Arrange tomatoes on greased or lined baking sheet, brush them with olive oil, and bake until soft and beginning to blister, about 25 -30 minutes.

While baking, prepare a large steamer tray over boiling water. Using a melon baller (or he recommended a small knife or grapefruit spoon), scoop out pulp of zucchini and discard or save for later use, leaving sides and bottoms just a bit more than 1/8" thick. Steam the zucchini in the steamer until just softened, 3-4 minutes. (Don't overcook or they start to fall apart. If your zucchinis are smaller, check sooner.) When the zucchini is cool enough to handle, blot dry and sprinkle insides with a little salt.
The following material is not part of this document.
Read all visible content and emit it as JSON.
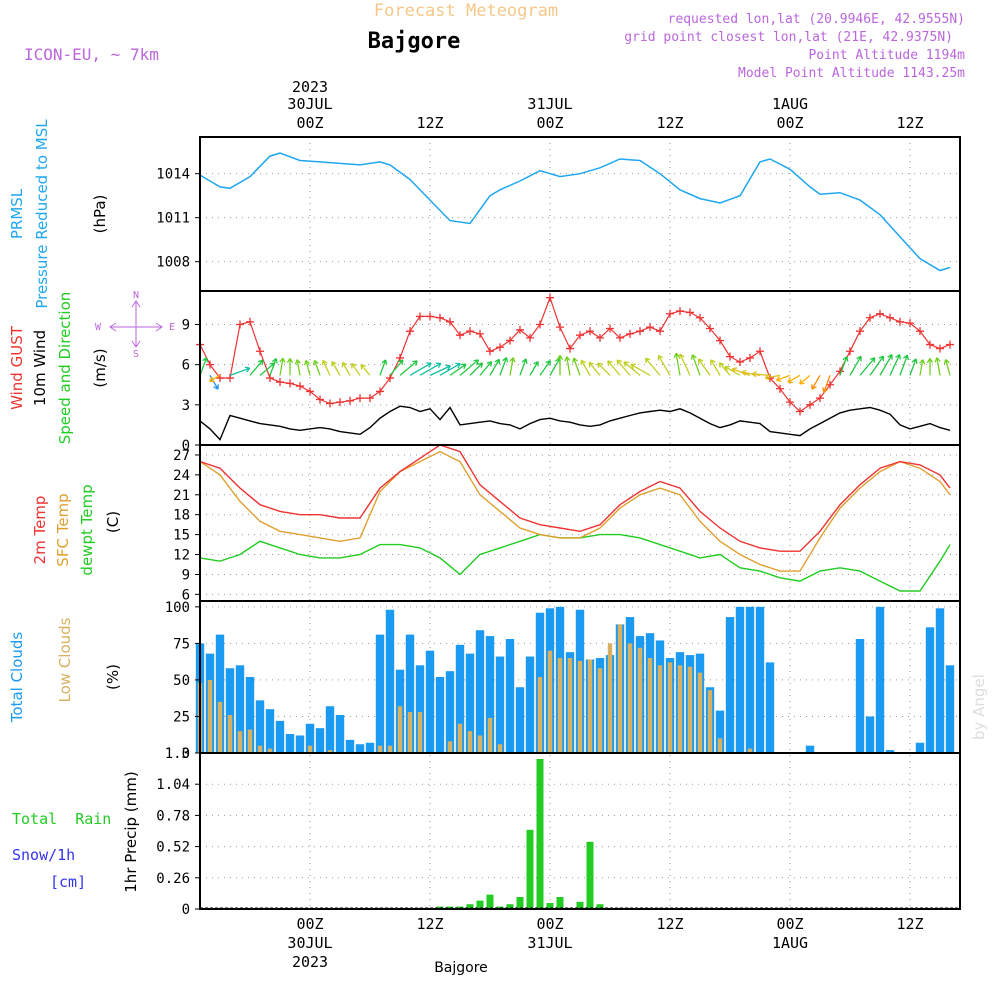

To make the filling, slide off the skin and chop the tomatoes when they are cook enough to touch. Place tuna, chopped tomatoes, and 2 tablespoons of theaïoli in a mixing bowl and mix. Set zucchini on baking sheet. Fill the zucchini shells with the tuna mixture. Spread the top of each with 1/2 teaspoon of the remaining allioli and sprinkle about 3/4 teaspoon breadcrumbs over each of them.
Bake for about 7 minutes, and then broil for 1-2 minutes or until tops are browned.
Serve hot or let cool; either way is tasty.

Note: It's really easy to overcook the zucchini. It makes them flimsy. I'm almost considering trying it with raw zucchini sometime because the second time I made them I didn't pay nearly enough attention and steamed the zucchini for too long.

Fresh chopped basil is a nice addition to the tuna mixture if you have some around.